Pogorszenie perspektyw makroekonomicznych oraz deflacyjny wpływ taniejących surowców może skłonić Rezerwę Federalną do odłożenia zaplanowanej na ten rok podwyżki stóp procentowych. Chińskie kłopoty to idealna wymówka dla Fed-u, który z normalizacją polityki pieniężnej zwleka od ponad 5 lat.
Polski eksport do Chin jest znikomy. W 2013 roku do Państwa Środka wysłaliśmy towary za niespełna dwa miliardy dolarów, co stanowiło 0,87% wartości całego eksportu. Prawie trzykrotnie więcej Polska eksportuje do Słowacji czy na Węgry. Niemniej jednak polski przemysł jest uzależniony od koniunktury w Chinach poprzez swych kontrahentów z Niemiec. Firmy zza naszej zachodniej granicy wysyłają do Chin towary o wartości 84 mld USD.
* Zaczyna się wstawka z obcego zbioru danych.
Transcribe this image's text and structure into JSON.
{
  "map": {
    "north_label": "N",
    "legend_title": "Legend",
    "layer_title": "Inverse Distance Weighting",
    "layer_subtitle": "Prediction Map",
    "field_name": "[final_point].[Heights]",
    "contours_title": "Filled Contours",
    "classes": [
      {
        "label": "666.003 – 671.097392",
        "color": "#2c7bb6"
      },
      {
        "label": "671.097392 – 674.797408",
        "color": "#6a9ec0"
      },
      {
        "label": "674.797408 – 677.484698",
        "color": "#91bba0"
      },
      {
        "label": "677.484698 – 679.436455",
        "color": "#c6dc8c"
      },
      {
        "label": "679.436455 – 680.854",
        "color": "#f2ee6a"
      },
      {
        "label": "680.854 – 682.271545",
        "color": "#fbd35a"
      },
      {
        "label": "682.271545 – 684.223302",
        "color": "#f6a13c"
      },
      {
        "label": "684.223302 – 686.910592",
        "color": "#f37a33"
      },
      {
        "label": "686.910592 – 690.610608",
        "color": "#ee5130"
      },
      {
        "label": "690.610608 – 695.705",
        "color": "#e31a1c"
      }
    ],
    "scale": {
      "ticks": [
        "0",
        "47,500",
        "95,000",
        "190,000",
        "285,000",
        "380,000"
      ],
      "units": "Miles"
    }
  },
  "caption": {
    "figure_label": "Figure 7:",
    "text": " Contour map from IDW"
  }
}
Silne pośrednie związki z gospodarką Chin ma KGHM – Państwo Środka odpowiada za 40% światowego zużycia miedzi rafinowanej i jest dominującym graczem na tym rynku. Od koniunktury w ChRL zależy też popyt – a w ślad za nim i ceny – węgla kamiennego oraz koksującego. A to już ma bezpośrednie przełożenie na (nie)rentowność Kompanii Węglowej i JSW.